Studi: lagu populer dan bercerita dinilai membantu

Temuan serupa juga disampaikan dalam studi terbaru dari Northwestern Medicine. Dalam studi tersebut, peneliti menemukan pasien anak yang mendengarkan lagu-lagu penyanyi seperti Rihanna dan Taylor Swift selama 30 menit melaporkan penurunan rasa sakit pascaoperasi secara signifikan.
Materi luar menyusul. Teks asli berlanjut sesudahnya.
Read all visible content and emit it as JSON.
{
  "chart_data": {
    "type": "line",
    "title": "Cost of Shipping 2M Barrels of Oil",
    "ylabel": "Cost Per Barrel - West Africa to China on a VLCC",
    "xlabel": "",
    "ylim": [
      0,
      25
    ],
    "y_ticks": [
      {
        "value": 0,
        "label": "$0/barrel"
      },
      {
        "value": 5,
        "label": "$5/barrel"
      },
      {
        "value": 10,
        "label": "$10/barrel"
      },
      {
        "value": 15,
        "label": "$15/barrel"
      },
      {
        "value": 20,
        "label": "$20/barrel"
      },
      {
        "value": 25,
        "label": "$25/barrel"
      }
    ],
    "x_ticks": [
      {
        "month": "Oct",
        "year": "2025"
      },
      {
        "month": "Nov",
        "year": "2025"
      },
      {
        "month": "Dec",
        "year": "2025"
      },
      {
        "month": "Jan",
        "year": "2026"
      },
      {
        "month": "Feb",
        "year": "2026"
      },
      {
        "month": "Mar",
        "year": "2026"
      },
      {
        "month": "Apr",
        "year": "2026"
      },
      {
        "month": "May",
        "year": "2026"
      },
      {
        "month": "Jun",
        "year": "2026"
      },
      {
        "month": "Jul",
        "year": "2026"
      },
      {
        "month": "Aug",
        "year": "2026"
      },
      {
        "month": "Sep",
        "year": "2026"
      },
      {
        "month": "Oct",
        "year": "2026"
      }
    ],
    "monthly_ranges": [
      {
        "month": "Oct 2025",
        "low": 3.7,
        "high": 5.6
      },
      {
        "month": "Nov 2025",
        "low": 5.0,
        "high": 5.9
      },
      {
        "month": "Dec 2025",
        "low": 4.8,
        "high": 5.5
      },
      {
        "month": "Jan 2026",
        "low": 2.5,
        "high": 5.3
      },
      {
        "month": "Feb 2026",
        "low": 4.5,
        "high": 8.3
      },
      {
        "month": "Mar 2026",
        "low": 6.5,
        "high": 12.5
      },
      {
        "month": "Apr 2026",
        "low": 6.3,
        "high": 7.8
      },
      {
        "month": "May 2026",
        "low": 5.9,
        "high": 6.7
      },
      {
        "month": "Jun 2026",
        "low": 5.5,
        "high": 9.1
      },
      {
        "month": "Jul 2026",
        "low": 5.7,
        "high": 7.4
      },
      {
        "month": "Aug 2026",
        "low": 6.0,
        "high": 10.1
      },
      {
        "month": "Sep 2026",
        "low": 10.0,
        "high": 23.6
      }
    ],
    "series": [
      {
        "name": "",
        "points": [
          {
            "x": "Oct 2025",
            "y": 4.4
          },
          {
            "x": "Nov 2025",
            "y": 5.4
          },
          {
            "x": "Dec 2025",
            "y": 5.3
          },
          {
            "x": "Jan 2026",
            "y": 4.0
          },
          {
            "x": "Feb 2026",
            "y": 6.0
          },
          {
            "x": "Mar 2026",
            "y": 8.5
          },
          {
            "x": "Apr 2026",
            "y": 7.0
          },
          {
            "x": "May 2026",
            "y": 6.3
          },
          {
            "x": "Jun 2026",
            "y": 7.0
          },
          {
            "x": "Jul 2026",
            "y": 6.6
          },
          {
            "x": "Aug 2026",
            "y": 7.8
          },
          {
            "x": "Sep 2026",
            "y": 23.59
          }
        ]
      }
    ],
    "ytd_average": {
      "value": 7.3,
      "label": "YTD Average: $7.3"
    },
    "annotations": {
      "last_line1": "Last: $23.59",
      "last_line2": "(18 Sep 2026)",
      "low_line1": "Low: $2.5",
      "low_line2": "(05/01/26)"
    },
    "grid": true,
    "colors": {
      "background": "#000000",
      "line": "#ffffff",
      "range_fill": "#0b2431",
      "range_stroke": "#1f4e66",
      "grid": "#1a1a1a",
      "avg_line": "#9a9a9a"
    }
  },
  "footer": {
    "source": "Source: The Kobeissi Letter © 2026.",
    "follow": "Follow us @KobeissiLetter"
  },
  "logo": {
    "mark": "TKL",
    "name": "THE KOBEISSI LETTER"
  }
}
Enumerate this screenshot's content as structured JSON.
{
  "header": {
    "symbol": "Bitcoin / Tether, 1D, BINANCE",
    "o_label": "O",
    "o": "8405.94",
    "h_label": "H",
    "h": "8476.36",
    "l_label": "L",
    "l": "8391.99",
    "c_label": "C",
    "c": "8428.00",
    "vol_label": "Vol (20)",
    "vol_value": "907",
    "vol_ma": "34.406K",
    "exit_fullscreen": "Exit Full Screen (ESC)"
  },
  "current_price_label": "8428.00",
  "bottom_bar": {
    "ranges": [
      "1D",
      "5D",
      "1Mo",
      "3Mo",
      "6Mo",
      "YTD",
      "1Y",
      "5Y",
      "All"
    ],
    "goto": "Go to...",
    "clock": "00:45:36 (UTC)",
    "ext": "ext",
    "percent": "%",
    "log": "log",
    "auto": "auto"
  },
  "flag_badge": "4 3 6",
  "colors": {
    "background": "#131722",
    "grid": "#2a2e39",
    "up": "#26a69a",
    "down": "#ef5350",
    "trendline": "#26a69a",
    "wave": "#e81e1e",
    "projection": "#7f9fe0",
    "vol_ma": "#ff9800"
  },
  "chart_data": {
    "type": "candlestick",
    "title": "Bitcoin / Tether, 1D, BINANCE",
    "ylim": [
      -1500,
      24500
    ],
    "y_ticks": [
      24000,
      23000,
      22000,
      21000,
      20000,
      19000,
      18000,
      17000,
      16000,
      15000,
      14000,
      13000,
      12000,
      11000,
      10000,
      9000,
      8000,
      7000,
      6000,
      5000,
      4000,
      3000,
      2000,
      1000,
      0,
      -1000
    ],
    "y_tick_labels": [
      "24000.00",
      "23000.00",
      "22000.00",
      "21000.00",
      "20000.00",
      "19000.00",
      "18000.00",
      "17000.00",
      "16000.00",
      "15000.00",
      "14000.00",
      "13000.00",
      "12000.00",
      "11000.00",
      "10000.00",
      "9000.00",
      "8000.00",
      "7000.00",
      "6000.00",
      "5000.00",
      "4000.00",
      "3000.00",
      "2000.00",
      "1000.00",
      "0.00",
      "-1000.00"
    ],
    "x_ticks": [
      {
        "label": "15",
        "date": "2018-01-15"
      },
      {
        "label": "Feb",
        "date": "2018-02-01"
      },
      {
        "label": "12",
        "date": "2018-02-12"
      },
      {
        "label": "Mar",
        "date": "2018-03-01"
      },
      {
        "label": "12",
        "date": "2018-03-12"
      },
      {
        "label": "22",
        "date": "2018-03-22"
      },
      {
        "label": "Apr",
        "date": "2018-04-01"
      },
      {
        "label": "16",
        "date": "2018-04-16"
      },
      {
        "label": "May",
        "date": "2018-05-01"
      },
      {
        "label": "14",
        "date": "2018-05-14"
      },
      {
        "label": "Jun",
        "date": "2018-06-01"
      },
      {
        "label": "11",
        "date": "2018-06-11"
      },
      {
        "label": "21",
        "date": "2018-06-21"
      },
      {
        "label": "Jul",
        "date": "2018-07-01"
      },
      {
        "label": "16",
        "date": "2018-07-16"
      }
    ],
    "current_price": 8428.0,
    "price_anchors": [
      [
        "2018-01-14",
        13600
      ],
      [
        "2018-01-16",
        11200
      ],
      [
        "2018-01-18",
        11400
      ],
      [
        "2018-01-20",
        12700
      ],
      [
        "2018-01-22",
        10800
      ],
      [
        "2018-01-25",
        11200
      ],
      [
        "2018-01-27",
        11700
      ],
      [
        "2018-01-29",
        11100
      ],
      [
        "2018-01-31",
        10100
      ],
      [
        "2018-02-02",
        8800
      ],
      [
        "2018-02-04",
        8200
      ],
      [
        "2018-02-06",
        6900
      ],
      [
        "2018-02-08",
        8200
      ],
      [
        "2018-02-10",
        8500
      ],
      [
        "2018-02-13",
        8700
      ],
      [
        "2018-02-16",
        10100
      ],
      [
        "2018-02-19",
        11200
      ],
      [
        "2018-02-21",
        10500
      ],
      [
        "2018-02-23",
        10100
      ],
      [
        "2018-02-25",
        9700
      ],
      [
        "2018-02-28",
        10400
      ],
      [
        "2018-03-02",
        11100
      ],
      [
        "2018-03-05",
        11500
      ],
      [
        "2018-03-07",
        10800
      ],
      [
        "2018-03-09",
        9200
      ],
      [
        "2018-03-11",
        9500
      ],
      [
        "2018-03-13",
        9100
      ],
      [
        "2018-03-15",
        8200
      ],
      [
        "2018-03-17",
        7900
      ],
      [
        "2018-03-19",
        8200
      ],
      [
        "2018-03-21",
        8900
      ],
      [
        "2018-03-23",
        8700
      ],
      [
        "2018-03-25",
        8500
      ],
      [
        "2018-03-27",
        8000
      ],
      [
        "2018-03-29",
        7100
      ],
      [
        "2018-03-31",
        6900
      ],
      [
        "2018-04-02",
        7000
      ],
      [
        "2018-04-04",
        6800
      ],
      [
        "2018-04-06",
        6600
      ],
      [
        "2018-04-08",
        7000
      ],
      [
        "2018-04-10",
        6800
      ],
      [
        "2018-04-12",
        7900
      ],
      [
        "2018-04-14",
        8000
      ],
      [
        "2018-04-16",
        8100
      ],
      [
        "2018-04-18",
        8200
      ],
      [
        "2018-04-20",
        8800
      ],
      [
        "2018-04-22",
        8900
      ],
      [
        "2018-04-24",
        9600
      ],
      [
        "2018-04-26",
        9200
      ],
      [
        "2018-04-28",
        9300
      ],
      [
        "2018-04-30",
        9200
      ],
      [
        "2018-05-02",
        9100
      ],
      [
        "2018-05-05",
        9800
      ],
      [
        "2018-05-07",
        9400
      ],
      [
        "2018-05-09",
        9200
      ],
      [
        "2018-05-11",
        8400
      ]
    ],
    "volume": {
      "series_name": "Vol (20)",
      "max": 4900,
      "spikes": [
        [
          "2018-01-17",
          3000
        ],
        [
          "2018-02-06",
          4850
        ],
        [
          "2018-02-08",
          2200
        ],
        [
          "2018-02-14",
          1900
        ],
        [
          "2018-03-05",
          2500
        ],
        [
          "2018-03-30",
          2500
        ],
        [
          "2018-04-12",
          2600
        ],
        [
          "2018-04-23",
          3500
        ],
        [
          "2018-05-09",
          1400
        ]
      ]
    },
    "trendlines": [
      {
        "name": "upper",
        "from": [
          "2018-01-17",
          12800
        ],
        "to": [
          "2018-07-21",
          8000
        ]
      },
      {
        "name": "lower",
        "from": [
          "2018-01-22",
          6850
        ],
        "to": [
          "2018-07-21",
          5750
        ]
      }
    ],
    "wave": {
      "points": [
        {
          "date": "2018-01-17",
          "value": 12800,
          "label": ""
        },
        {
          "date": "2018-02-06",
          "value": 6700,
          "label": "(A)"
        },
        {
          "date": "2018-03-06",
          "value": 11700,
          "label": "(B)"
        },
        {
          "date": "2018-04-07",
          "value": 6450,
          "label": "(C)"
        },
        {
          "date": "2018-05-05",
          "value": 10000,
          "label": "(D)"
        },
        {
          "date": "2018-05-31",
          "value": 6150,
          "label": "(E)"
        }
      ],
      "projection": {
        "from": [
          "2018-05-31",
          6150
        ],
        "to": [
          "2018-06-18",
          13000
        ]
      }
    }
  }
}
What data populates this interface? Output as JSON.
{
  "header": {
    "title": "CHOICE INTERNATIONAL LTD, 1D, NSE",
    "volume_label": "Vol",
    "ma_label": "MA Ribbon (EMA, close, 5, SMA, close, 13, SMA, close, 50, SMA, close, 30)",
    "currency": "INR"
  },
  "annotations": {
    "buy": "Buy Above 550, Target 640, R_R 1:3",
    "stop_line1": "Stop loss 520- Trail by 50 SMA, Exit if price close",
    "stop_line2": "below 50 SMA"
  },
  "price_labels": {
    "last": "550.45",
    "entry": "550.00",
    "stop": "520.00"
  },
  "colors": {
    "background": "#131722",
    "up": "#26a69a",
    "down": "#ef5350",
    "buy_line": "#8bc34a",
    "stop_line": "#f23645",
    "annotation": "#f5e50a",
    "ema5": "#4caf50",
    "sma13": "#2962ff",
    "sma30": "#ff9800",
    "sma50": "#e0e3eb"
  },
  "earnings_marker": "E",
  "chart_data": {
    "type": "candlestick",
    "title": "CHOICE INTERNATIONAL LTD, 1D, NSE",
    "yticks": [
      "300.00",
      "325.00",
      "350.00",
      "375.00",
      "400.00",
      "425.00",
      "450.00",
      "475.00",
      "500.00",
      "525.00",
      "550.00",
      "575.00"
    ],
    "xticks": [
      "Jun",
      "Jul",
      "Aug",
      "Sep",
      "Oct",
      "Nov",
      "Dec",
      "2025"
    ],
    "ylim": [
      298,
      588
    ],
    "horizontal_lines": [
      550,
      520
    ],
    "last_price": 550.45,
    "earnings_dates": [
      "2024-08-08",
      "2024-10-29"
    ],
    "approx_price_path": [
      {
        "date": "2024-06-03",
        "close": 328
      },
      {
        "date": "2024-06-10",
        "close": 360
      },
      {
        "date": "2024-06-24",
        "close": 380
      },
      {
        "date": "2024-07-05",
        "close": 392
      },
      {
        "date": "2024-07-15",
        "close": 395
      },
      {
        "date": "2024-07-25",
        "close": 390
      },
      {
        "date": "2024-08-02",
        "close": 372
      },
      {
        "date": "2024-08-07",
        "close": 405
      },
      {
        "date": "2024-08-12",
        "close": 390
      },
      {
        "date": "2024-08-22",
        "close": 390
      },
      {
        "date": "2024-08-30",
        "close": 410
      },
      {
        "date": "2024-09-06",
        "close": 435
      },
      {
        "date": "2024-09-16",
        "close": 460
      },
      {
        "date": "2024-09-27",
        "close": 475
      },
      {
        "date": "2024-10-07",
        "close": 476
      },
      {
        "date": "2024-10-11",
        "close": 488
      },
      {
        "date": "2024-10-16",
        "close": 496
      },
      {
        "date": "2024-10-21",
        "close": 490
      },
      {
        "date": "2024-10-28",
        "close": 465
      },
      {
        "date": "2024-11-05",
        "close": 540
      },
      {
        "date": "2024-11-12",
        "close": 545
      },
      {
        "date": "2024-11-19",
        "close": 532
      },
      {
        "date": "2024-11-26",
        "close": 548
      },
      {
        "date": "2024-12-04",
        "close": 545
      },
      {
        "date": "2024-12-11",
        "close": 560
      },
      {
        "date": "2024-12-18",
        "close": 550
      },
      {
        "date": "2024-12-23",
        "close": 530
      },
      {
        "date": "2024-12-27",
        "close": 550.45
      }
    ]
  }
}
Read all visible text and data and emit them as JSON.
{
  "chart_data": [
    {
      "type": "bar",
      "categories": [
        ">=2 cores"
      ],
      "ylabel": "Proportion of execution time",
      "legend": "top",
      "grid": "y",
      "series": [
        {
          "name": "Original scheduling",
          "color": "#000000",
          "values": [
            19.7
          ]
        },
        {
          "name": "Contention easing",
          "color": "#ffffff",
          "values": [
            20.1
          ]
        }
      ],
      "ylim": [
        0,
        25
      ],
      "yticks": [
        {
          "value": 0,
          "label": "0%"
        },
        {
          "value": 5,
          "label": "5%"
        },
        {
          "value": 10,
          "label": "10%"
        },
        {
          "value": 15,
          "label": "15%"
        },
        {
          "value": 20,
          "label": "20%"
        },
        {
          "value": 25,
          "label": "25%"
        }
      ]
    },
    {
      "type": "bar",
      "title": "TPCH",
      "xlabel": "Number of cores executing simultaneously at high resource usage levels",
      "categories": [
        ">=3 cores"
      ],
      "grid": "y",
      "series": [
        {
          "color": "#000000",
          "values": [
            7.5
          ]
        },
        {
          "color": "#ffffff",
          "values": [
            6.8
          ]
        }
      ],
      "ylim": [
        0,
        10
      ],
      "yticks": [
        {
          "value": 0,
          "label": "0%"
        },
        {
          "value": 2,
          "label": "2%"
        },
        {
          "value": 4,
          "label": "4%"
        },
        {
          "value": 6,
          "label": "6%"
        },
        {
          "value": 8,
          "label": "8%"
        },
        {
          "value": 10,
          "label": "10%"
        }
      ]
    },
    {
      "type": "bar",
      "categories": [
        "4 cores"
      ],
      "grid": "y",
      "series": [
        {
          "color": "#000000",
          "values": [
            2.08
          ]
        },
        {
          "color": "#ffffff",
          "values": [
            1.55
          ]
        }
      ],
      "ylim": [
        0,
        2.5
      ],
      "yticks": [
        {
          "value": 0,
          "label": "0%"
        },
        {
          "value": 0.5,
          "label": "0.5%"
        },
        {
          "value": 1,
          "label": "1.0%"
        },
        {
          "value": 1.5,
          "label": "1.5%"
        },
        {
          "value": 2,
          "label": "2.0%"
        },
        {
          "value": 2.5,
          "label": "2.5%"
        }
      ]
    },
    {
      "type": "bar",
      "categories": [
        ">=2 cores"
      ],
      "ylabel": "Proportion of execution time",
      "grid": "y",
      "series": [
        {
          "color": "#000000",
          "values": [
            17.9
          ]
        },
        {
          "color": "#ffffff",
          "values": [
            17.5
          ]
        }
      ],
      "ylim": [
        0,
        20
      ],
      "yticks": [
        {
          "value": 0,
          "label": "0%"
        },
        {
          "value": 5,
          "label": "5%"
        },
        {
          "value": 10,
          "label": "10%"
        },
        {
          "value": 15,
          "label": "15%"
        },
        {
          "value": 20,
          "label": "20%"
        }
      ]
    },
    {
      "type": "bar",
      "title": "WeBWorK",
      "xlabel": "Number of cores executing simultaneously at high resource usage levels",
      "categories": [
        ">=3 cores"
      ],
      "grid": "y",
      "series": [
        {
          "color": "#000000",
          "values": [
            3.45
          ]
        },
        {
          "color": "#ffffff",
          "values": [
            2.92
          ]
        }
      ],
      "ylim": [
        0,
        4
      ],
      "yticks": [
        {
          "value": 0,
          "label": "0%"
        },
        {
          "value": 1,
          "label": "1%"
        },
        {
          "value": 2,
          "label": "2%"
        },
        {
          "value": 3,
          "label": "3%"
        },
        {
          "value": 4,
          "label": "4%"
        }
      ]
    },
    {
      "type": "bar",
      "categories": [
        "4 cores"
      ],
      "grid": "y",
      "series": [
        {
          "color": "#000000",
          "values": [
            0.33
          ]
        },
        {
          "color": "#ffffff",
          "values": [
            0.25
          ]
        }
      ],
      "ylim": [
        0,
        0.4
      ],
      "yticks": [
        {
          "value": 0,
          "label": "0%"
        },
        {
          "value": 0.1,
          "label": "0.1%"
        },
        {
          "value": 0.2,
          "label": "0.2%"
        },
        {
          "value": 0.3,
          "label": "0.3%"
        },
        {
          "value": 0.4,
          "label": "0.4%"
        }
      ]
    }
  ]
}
Profesor anestesiologi dan pediatrik dari Northwestern University Feinberg School of Medicine, Dr. Santhanam Suresh, menyebut terapi audio sebagai langkah yang patut dipertimbangkan rumah sakit untuk membantu meminimalkan rasa sakit anak setelah operasi besar.

Studi itu juga menunjukkan terapi bercerita dapat mengurangi rasa sakit anak pascaoperasi secara signifikan. Suresh meyakini terapi audio dapat membantu menghalangi jalur sekunder dalam korteks prefrontal yang membawa memori rasa sakit. Ia juga menilai membiarkan pasien memilih musik dan cerita yang disukai merupakan bagian dari perawatan.

Catatan terkait penggunaan opioid

Suresh menambahkan, penggunaan opioid yang umumnya dipakai untuk mengontrol nyeri pascaoperasi dapat menimbulkan masalah pernapasan pada anak. Karena itu, dokter atau perawat biasanya membatasi asupan opioid, yang dapat membuat kontrol nyeri pascaoperasi tidak selalu optimal.

  • Nyeri pascaoperasi pada anak sering kali memerlukan kombinasi obat dan terapi nonobat.
  • Terapi musik, bercerita, dan dukungan keluarga disebut dapat membantu mengurangi kecemasan yang berpengaruh pada nyeri.
  • Penggunaan opioid perlu dipantau karena berisiko menimbulkan masalah pernapasan pada anak.